Они снова с Ленкой расстались. И теперь уже навсегда, в этом сомнений не было.

Степан, хотя и жара на улице, зябко запахнул потертую джинсовку. Он стоял на привокзальной площади райцентра К. – в двух часах езды от Воронежа – и ждал автобуса до деревни Калинки. Наверно, его принимают за наркомана: все кругом в шортах, изнывают от зноя, у бесплатного фонтанчика с питьевой водой – остались еще в провинции такие архаизмы – работают локтями распаренные граждане, а он кутается в куртку с длинными рукавами.

Но его действительно знобило – без всяких наркотиков. И даже без капли алкоголя, хотя Ленка бы хохотала как бешеная, узнай, что вчера, за целый горячий летний день, он не влил в себя ни единого глотка пива. И сегодня тоже не пил – хотя по поезду спиртное носили. Но Степа решил, когда все случилось: трезвенником он, конечно, не станет. В нашей стране такое поведение выглядит подозрительно или, по меньшей мере, глупо. Но с алкоголем – по любому поводу, мимоходом, к завтраку, потому что дождь или когда по телику фильм тяжелый – однозначно покончено. Хотя спиртное его вроде и не затягивает, иначе б давно спился за те два года, что прожил в угарной, пропитанной парами алкоголя Ленкиной квартире, но, на всякий случай, хватит уже искушать собственный организм, дурманить голову бесконечной водкой. К тому же непонятно, сколько вольных деньков ему осталось.

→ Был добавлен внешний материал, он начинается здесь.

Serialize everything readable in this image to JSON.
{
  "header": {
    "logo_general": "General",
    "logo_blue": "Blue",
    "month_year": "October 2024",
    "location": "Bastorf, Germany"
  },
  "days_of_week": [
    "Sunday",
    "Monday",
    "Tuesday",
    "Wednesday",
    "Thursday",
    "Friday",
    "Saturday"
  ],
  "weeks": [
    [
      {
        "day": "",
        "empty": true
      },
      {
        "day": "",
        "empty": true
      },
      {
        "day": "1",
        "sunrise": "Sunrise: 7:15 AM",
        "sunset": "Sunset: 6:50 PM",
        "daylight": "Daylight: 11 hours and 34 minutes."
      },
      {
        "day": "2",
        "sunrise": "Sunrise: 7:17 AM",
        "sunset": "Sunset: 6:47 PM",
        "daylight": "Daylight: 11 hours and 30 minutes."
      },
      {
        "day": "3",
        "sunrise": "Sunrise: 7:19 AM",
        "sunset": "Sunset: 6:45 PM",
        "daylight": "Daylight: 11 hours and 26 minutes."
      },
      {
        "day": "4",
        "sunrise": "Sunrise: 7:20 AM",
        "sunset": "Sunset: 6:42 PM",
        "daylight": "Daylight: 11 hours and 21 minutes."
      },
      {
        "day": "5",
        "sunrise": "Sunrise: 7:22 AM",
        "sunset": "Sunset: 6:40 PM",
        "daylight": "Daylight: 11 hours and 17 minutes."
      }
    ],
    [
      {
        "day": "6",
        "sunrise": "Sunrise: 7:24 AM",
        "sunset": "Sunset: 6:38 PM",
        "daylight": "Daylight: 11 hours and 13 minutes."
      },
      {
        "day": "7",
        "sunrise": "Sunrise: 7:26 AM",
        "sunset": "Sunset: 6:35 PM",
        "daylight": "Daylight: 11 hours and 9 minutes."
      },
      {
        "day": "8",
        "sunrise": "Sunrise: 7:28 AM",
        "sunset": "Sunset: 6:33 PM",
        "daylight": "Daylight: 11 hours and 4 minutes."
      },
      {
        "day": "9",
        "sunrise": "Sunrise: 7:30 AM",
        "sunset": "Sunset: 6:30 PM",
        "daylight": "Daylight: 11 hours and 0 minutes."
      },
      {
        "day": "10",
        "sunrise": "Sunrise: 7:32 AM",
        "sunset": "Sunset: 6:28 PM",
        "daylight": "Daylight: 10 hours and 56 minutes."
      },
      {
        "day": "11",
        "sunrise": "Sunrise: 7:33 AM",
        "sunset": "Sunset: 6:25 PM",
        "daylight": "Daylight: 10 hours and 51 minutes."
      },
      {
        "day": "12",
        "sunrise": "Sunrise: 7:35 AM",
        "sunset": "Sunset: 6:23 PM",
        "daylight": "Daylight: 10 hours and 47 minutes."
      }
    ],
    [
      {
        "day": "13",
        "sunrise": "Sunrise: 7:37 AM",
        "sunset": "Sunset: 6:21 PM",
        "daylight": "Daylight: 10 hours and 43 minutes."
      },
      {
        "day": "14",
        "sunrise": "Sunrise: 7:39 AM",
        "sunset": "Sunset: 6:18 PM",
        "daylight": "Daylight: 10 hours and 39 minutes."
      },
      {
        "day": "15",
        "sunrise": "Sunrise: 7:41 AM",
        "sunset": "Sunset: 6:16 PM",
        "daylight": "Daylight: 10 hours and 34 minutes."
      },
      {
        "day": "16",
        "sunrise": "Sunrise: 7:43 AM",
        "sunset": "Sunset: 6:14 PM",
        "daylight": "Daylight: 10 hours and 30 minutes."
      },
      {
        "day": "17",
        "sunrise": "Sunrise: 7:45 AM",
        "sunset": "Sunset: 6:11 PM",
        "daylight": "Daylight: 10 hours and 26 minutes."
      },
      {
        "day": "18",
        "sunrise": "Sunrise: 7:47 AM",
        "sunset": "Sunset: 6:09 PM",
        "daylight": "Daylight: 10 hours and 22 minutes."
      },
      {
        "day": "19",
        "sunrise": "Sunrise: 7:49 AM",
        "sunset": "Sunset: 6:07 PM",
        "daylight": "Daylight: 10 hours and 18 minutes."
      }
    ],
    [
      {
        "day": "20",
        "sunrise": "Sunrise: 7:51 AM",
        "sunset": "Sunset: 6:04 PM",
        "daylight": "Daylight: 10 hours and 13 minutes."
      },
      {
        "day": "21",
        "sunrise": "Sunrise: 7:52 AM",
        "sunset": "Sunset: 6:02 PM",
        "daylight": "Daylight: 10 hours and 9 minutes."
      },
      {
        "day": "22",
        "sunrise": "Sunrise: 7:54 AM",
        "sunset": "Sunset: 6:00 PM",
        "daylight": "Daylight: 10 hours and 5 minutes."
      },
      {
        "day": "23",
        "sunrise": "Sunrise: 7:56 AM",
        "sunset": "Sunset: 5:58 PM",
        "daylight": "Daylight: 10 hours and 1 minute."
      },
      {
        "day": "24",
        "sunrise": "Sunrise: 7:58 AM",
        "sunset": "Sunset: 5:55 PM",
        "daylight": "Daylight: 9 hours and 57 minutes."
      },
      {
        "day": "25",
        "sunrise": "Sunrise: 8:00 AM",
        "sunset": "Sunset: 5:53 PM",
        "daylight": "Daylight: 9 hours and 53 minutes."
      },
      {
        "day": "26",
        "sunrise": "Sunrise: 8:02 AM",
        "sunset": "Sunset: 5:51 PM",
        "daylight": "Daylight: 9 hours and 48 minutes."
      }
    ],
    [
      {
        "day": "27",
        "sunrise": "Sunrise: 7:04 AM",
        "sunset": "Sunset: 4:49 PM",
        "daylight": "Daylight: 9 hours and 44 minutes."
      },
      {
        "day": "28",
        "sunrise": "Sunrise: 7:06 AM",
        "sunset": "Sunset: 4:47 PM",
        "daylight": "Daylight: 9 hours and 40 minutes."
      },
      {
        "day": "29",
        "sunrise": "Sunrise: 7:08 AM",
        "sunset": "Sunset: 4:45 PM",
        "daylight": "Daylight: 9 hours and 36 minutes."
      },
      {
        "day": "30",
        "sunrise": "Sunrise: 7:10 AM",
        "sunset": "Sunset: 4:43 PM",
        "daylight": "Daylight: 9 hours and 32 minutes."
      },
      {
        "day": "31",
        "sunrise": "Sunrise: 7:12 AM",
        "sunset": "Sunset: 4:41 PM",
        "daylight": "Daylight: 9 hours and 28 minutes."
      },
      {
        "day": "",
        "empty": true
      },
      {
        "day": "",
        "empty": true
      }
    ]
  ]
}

Степан, конечно, надеялся, что немало. По крайней мере, он сделал все, чтобы ни один, даже самый пытливый, ментяра не сумел выйти на его след.

…Когда Степа понял, что никакие чудеса подругу не воскресят – ни за что и никогда, – он просто, не теряя лишнего времени, вышел из квартиры. Спокойно, будто гуляя, двинул к магазину – пусть бабули-соседки, вечный контингент, коротающий жаркие летние дни у открытых окошек, не сомневаются: очередной, как они его называли, местный алкаш отправился за поправкой здоровья. Но когда он проходил «девяточку» – ближайшую к дому питейную точку, гастроном, когда-то числившийся под номером девять, – внутрь его заходить не стал, чем немало изумил их с Ленкой многочисленных приятелей, толкавшихся на пороге. Доброжелательный сизоносый Иваныч даже крикнул вслед:

– Ты чё, Степанидзе? Бабла, что ль, нет? Не ссы, угостим!

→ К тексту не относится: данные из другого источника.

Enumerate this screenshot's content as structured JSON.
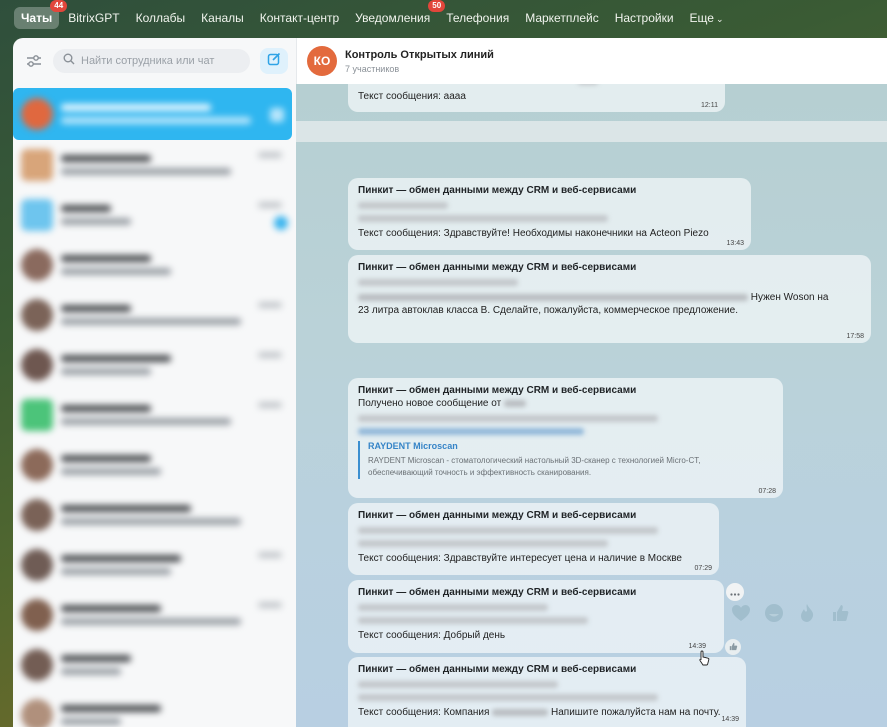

Отвечать Степа не стал. Да и как объяснишь собутыльникам, что спиртное ему за эти два года настолько обрыдло… Все равно ведь не поверят.

Он, неприметный в своих летних, выцветших джинсах, темно-синей, без всяких рисунков футболке и с джинсовой курткой, перекинутой через руку, вошел в метро. Распаренный милицейский сержант, карауливший вход, скользнул по нему равнодушным взглядом и отвернулся. Менты, к счастью, к Степану никогда не цеплялись – если только не приходилось, спасибо беспутной Ленке, допиваться до полной каши в голове. А когда Степа был трезвым, блюстителей порядка он не интересовал. Наверно, они тут же просчитывали в своих милицейских мозгах: что с такого возьмешь? Явно славянской внешности, по виду москвич, но классом куда ниже среднего, в лопатнике и пятихатки не сыщется…

Хорошо, что и в этот раз не остановили. Потому что паспорта при нем не было. Степан после недолгих размышлений оставил его в Ленкиной квартире. Какой смысл брать? Все равно подозревать будут в первую очередь его. Начнут искать, и, скорее всего, очень серьезно. Объявят во всероссийский розыск, разошлют ориентировки, а то и портрета на стенде «Их разыскивает милиция» удостоят. И зачем искушать судьбу? Нет документа – им не пользуешься, а прихватишь – обязательно сразу, и не предскажешь, в какой ситуации, появится искушение его применить. И тем самым засветить свое местопребывание. Сейчас главное – затаиться. А после, когда рвение милицейских уляжется, он потихоньку выплывет из тени. И уж как-нибудь да организует себе документы на новое имя. Может, Лениным назваться? В память о безвременно почившей подруге?

Степан хмыкнул. Что ж, еще получается шутить. Уже неплохо.

…Со станции «Медведково», где располагалась их с Ленкой берлога, Степан отправился на «Комсомольскую», к трем вокзалам. Из метро вместе с ним выплеснулись толпы народу – одни спешили к электричкам, другие – к кассам дальнего следования. Степа же двинул против потока – не к вокзалам, а в сторону «Красносельской». Остановился у первого же встретившегося банкомата. Интересно, что бы сказала Ленка, найди она у своего сожителя-собутыльника кредитную карточку? Да не муляж, а настоящую, действующую? Наверно, решила бы, что у нее «белочка» начинается. Или, еще хлеще, за вора бы приняла. Стала б, как правильная, орать, что надо пить на свои, а не тырить по чужим карманам. Слишком привыкла, что он – лопух. И иметь собственные средства просто не способен.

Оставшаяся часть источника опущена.